Let's say that I own 1000 shares of a stock at 20\$. Every quarter, I get a dividend of 0.20\$ which is reinvested (buy more of the same stock). Considering that the stock grows 5% annually, how many stocks will I own in 2, 5, or 10 years?

What's the formula I should use to resolve this problem?

Your example shows a 4% dividend. If we assume the stock continues to yield 4%, the math drops to something simple. Rule of 72 says your shares will double in 18 years. So in 18 years, 1000 shares will be 2000, at whatever price it's trading. Shares X (1.04)^N years = shares after N years.

This is as good an oversimplification as any.

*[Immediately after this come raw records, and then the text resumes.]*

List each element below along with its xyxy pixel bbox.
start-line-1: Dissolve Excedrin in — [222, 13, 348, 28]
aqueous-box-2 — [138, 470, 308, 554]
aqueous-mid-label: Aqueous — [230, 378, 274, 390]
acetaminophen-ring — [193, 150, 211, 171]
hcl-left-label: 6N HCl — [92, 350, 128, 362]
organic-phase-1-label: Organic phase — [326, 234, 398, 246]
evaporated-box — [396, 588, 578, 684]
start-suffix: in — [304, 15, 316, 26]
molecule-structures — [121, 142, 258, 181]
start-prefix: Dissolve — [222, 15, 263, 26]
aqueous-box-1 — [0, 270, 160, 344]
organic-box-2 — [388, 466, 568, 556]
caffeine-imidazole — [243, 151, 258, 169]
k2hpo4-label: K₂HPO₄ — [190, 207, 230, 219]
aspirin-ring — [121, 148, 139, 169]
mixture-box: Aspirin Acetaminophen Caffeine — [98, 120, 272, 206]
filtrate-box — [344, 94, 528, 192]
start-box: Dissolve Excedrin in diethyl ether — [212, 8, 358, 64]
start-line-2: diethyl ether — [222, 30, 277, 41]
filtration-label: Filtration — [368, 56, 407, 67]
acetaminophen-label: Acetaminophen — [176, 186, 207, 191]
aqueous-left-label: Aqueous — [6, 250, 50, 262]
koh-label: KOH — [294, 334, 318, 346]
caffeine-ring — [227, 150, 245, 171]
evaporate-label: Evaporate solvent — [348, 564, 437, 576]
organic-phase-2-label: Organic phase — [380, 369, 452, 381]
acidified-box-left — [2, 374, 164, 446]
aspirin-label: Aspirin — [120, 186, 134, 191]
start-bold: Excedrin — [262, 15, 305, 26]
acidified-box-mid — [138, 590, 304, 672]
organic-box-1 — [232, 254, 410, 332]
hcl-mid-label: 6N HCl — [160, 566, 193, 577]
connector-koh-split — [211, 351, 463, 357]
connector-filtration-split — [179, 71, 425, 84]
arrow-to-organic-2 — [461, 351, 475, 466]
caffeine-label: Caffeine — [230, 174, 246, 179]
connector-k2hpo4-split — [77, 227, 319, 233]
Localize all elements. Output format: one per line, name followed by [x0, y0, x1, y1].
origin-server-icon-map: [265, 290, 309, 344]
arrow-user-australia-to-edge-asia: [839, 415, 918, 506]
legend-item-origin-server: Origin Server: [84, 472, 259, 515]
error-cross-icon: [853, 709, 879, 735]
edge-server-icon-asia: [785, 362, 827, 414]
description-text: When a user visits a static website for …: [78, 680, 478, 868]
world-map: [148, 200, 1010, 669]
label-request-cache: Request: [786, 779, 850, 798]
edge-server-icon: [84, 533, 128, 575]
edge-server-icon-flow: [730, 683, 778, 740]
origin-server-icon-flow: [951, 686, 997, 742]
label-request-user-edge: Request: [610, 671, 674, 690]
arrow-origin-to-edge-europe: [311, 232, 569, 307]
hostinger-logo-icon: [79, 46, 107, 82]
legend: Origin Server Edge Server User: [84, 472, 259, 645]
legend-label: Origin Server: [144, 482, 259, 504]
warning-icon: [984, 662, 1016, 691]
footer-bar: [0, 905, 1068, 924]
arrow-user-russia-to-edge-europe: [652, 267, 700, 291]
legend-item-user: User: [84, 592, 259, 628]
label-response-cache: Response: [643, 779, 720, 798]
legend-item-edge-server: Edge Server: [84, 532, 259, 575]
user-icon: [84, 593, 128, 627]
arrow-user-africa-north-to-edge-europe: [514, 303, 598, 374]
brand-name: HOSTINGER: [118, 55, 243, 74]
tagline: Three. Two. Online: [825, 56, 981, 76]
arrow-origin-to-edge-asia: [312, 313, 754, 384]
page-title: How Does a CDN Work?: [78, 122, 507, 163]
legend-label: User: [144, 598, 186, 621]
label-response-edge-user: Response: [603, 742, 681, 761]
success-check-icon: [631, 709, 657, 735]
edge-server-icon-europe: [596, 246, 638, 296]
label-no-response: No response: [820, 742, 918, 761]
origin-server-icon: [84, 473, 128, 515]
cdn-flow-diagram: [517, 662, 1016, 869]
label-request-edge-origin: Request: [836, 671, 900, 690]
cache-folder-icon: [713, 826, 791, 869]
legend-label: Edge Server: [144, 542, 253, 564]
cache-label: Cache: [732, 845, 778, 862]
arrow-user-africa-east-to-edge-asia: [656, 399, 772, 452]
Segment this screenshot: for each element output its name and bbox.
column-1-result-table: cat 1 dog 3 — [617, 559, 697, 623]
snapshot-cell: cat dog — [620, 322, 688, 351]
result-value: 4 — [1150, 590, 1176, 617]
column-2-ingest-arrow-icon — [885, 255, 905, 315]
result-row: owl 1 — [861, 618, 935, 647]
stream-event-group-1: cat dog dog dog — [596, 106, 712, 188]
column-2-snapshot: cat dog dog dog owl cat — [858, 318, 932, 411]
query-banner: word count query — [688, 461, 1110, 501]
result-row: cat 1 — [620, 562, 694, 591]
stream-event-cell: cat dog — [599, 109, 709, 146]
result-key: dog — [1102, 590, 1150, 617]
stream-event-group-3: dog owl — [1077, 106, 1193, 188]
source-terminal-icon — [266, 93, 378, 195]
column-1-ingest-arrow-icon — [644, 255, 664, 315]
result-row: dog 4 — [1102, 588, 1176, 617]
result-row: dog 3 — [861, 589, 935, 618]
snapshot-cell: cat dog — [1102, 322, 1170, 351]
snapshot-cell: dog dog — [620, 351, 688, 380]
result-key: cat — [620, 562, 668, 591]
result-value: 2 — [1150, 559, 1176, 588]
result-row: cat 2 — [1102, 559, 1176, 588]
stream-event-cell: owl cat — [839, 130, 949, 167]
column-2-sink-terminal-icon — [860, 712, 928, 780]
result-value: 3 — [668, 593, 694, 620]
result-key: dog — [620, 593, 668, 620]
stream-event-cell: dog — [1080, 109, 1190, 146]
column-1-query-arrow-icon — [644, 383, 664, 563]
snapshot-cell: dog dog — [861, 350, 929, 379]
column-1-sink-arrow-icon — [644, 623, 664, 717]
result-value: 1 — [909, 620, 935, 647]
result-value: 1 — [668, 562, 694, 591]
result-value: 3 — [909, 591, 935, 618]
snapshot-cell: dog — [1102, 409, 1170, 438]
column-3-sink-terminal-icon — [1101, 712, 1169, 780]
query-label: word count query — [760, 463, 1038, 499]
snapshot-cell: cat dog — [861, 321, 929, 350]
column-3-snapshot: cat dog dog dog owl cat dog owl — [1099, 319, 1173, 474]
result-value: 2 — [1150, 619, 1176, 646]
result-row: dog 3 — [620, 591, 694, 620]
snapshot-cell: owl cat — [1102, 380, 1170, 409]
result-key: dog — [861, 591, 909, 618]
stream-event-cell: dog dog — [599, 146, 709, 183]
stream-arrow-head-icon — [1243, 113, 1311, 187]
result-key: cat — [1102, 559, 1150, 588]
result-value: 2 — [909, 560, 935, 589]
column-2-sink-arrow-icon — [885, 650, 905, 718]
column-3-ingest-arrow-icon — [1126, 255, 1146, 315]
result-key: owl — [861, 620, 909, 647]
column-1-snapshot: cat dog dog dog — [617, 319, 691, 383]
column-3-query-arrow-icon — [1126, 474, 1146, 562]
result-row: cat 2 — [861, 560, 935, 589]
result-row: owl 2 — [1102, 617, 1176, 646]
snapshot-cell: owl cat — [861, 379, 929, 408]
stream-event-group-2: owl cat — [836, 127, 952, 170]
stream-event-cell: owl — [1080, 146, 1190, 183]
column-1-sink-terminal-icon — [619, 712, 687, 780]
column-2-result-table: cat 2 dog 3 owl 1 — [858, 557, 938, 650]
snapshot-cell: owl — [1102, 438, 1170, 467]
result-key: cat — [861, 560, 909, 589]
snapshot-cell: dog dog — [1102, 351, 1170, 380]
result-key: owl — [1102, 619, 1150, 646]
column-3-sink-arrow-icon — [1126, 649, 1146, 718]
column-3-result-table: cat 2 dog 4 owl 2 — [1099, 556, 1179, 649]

• If I read the OP correctly, your answer is ignoring the growth of the stock itself. Commented Nov 5, 2011 at 6:00
• My oversimplification is that the company raises its dividend so the 4% is 4% of the stocks price each year. If you allow this assumption, my answer holds. The 1000 shares grows by 4% regardless of the growth in the stock price. After 18 years he has twice the shares at the new price. Commented Nov 5, 2011 at 11:45

1. That your 5% annual growth can be equally divided into 1.25% quarterly growth.
2. Your dividend isn't actually \$0.20 but 1% of the share price per quarter.
3. Everything happens at the end of the quarter

New Share Price: Old Share Price * 1.0125
Quarterly Dividend: (New Share Price*0.01) * # of Shares in Previous Quarter
Number of Shares: Shares from Previous Quarter + Quarterly Dividend/New Share Price

For example, starting from right after Quarter One:
New share price: \$20 * 1.0125 = 20.25
1000 shares @ \$20.25 a share yields \$20.25 * 0.01 * 1000 = \$202.5 dividend
New shares: \$202.5/20.25 = 10 shares

Quarter Two: New share price: \$20.503 1010 shares @ 20.503 yields \$20.503*0.01*1010 = \$207.082 dividend New shares: \$207.082/20.503 = 10.1 shares

Repeat over many cycles:

8 Quarters (2 years): 1061.52 shares @ \$21.548 a share 20 Quarters (5 years): 1196.15 shares @ \$25.012 a share 40 Quarters (10 years): 1459.53 shares @ \$32.066 a share

Graphically this looks like this:

It's late enough someone may want to check my math ;). But I'd also assert that a 5% growth rate and a 4% dividend rate is pretty optimistic.